Device Firmware Updates
Ever had a device whose software could be updated, but you never bothered to do it? My TV has an update to its software right now that I haven’t applied. The instructions require you to hook your PC’s serial port up to the thing with a custom cable (note: it’s not Mac compatible), run some software, etc, and you just don’t want to lug your machine downstairs, get out the cable, and go through the whole thing. What if you could just deliver the device firmware over Bluetooth through the iPhone? No portability problems, no cable, and a nice multi-touch experience that trounces whatever they created for the PC. Suddenly, all your devices can add features and fix problems by using the iPhone as the conduit to the Internet. Devices of tomorrow might come with some minimal additional hardware (Bluetooth, a dock connector cable, whatever) that leaves their future functionality a bit more open and flexible, just like the current flexibility of your computer or iPhone. They don’t now, but they will. And when they do, we’ll really start to see how things can change quickly. There’s no reason you can’t update your coffee maker or your toaster.

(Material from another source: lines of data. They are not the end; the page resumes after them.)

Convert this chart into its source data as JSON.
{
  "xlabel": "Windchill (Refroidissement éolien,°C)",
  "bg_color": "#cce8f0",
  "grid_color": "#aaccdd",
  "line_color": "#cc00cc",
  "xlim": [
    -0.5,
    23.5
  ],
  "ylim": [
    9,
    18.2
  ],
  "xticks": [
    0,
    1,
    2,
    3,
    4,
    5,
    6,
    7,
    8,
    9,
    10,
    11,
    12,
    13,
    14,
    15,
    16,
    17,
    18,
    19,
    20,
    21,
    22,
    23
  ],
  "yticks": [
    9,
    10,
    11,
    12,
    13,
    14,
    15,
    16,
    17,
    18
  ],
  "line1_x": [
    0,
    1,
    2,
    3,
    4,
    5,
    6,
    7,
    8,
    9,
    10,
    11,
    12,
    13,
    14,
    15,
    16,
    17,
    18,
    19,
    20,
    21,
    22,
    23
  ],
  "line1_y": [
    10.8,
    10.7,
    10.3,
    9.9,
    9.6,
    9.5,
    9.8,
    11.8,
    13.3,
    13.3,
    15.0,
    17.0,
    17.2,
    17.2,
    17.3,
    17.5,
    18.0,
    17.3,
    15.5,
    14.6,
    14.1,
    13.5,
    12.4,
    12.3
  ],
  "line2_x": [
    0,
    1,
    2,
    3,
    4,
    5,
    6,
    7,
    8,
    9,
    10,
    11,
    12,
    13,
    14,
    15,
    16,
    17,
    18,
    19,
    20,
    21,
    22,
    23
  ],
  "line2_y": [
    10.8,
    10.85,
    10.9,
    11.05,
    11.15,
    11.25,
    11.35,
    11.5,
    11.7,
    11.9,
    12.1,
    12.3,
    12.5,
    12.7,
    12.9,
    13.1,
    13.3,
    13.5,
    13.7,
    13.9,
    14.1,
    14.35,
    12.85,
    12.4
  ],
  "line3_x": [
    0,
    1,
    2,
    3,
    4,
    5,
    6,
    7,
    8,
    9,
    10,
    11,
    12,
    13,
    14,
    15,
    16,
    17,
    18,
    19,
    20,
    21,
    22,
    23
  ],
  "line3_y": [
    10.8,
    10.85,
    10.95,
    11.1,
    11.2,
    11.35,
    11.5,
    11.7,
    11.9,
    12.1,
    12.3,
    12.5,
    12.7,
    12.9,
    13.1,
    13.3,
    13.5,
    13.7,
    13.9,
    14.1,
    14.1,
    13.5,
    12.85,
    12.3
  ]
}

I understand these things were functionally possible before. But no one does them because it’s a pain and it’s hard. When Apple steps into these kinds of areas, industries change. Why do you think Congress only started to have opinions about locking cellphones to certain networks when the iPhone came out, when it was a practice that was many years old? Buzz is worth a lot, and the iPhone has it by the truckload.
Internet-connected, Highly-portable Barcode Scanner
Remember my old idea about using the iPhone to price compare? Well, the iPhone’s camera isn’t good enough to scan an average barcode in a store. Android has several apps out that do this now, but the iPhone requires that you enter the barcode digits in manually in order to provide similar functionality. Yuck. But that’s over now. Someone will definitely be making a barcode scanner that connects to the iPhone and talks to a specialized piece of software. If it’s cheap and small, it’ll be very interesting. Not because it hasn’t been done, but in part because it’s on a popular device.
Augmenting Standalone Devices
The Canon digital camera we use most around our house doesn’t have GPS built-in. It’s a bummer, because knowing where photos were taken is a powerful and useful feature (supported by iPhoto ’09, no less), but to me, it’s just not worth paying thousands of dollars for a new camera that has built-in GPS. So why not write the camera’s software to tether to the iPhone (wirelessly or not) and get that data from the phone while pictures are taken? I get GPS data on my photos without having to build the cost of GPS into the camera. Everybody wins! Except people who own cameras today. OK, no plan is perfect.